From out the dust we found ourselves in a quieter space. Thin alley ways and high buildings now surrounded us. Bewildered at the architectural mystique we entered an antique shop with thousands of beautiful hand crafted relics in all different sizes, from pottery, to weapons, paintings, jewelry and more than I can remember. After getting lost through endless routes within the shop, we wandered ourselves into a room filled with hashish pipes and hookahs. The owner kindly offered to pack us a variety of shisha flavors, likely having chose grapefruit or mint in a number of different hookahs, I can’t remember the exact flavor. We spent the next hour or so watching the sun set from the top of the shop, enjoying the shisha, beer and company from the owner and his sons. Finally realizing how late it was getting we decided to head to a small restaurant nearby that a friend was recommended. We ordered 10-15 different plates, ranging from biryani, chapathi, masala, palek paneer and a number of meat dishes. The restaurant, as are many restaurants in India, gave no silverware, custom in traditional Indian restaurants as you are meant to eat with your right hand, while the left hand is used for wiping one’s own butt after using the toilet, since toilet paper is very rare. Dish after dish we were blown away by the flavors, spices, and creativity of the place. I knew I wanted to finish eating before I went to the bathroom, as I assumed there would not be any toilet paper.
I happened to be right about the toilet paper, but what I was taken aback by even more was the set up of the bathroom.
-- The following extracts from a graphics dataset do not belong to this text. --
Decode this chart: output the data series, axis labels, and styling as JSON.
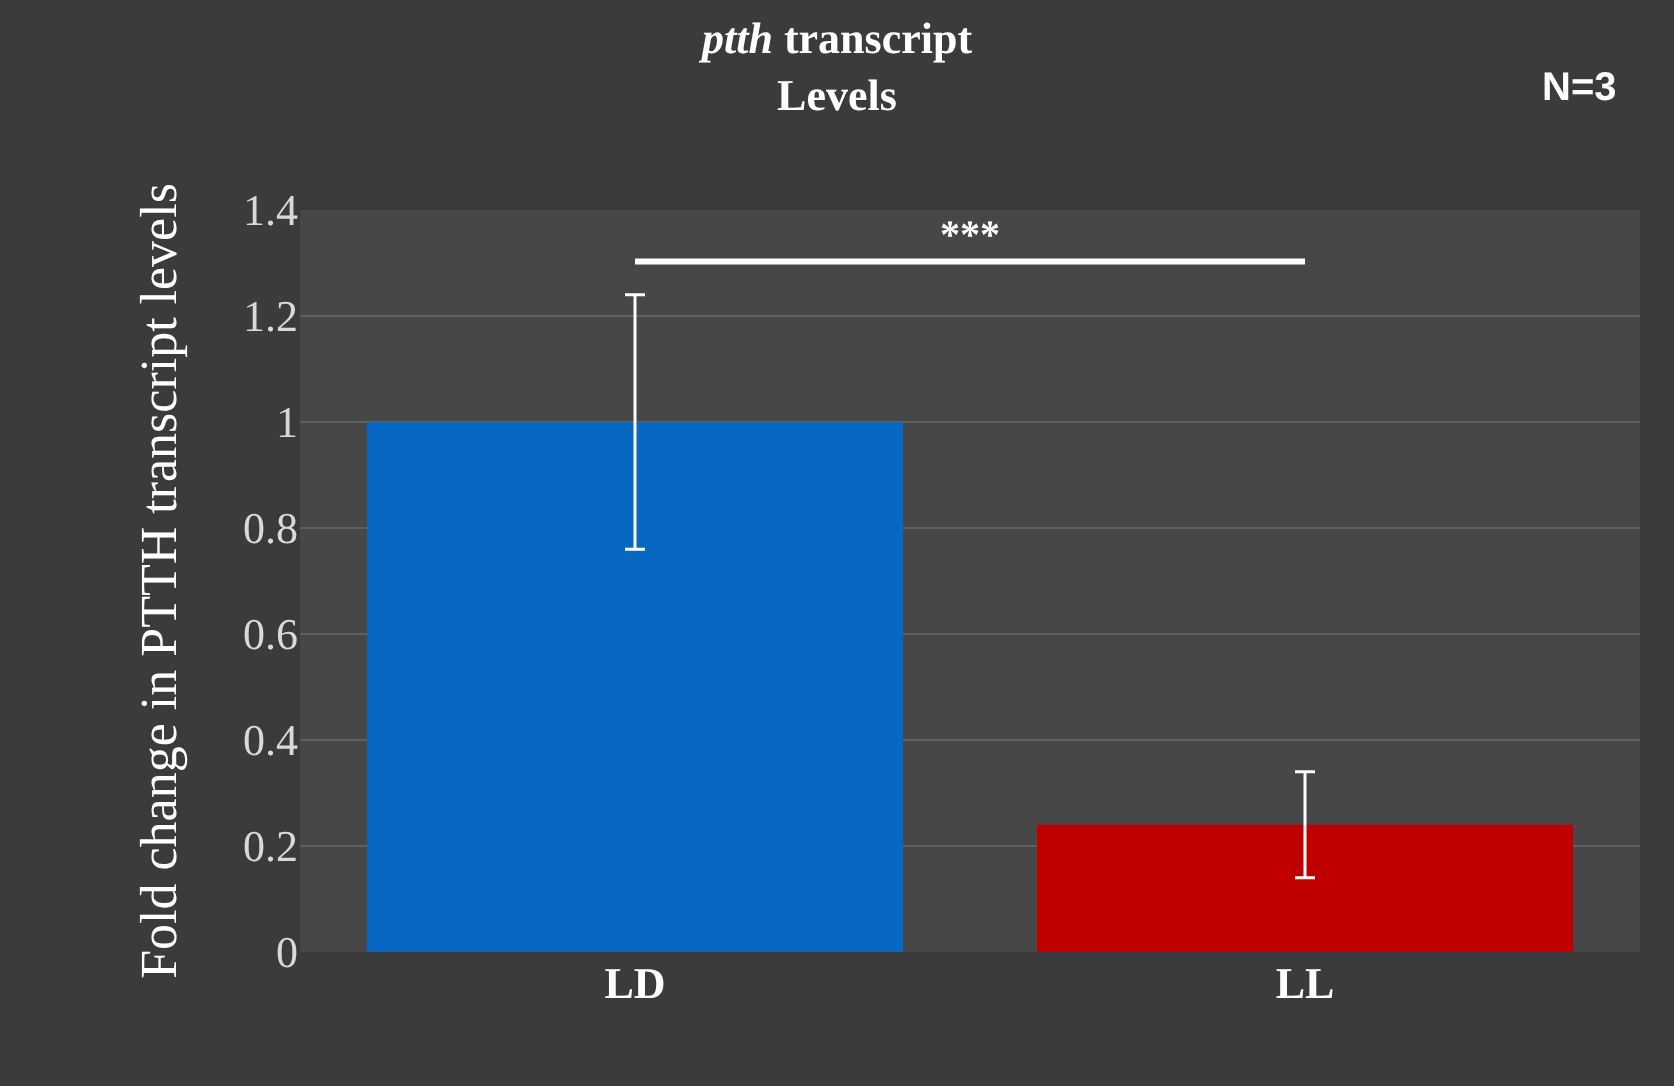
{
  "chart_data": {
    "type": "bar",
    "title": "ptth transcript\nLevels",
    "ylabel": "Fold change in PTTH transcript levels",
    "categories": [
      "LD",
      "LL"
    ],
    "values": [
      1.0,
      0.24
    ],
    "colors": [
      "#0668c0",
      "#c00000"
    ],
    "errors": [
      0.24,
      0.1
    ],
    "ylim": [
      0,
      1.4
    ],
    "yticks": [
      0,
      0.2,
      0.4,
      0.6,
      0.8,
      1,
      1.2,
      1.4
    ],
    "grid": "y",
    "annotations": [
      "N=3",
      "***"
    ]
  }
}
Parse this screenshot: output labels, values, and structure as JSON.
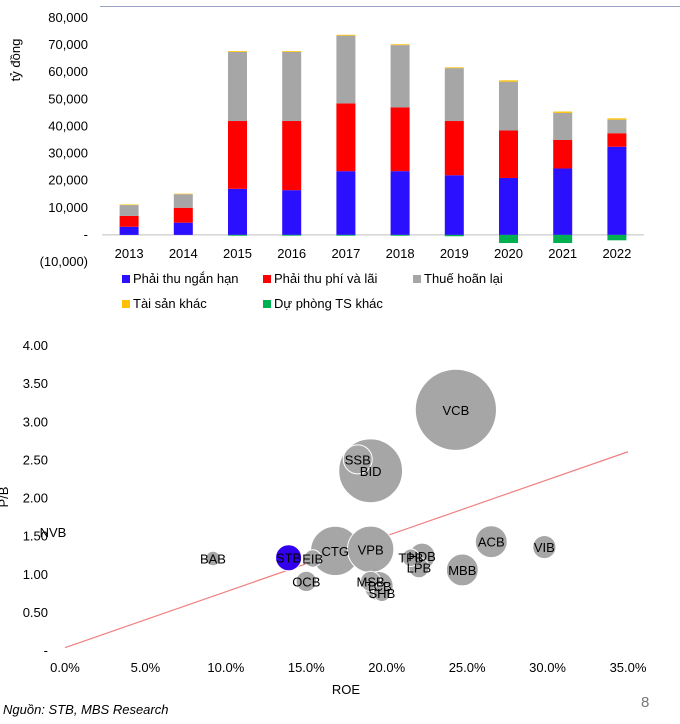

Usually you find a toilet and sink, either above ground or a hole in the floor. But this particular restaurant’s bathroom was more like a small hall way or walk in closet, with no toilet, or hole in the ground for releasing one’s toxins, instead you simply squatted on the ground, placing your feet, hopefully with shoes on, in the tracks of others, and pooped straight on the ground. The floor was filled with remnants of poo and diarrhea; how the food tasted so good, how the restaurant didn’t stink, I will never know, but it none the less made for an ever more fascinating experience. The lesson I took away was that beautiful things are not beautiful in every way. Not everyone or every establishment can have what we often believe to be necessary. Not everyone can afford a drainage system. We assumed they likely cleaned out the bathroom themselves, not a fun job. Hopefully the person cleaning was not as well cooking, though we’ll never know. While they may not have access to the things we often take for granted they still had the ability to be personal, creative, hardworking and passionate.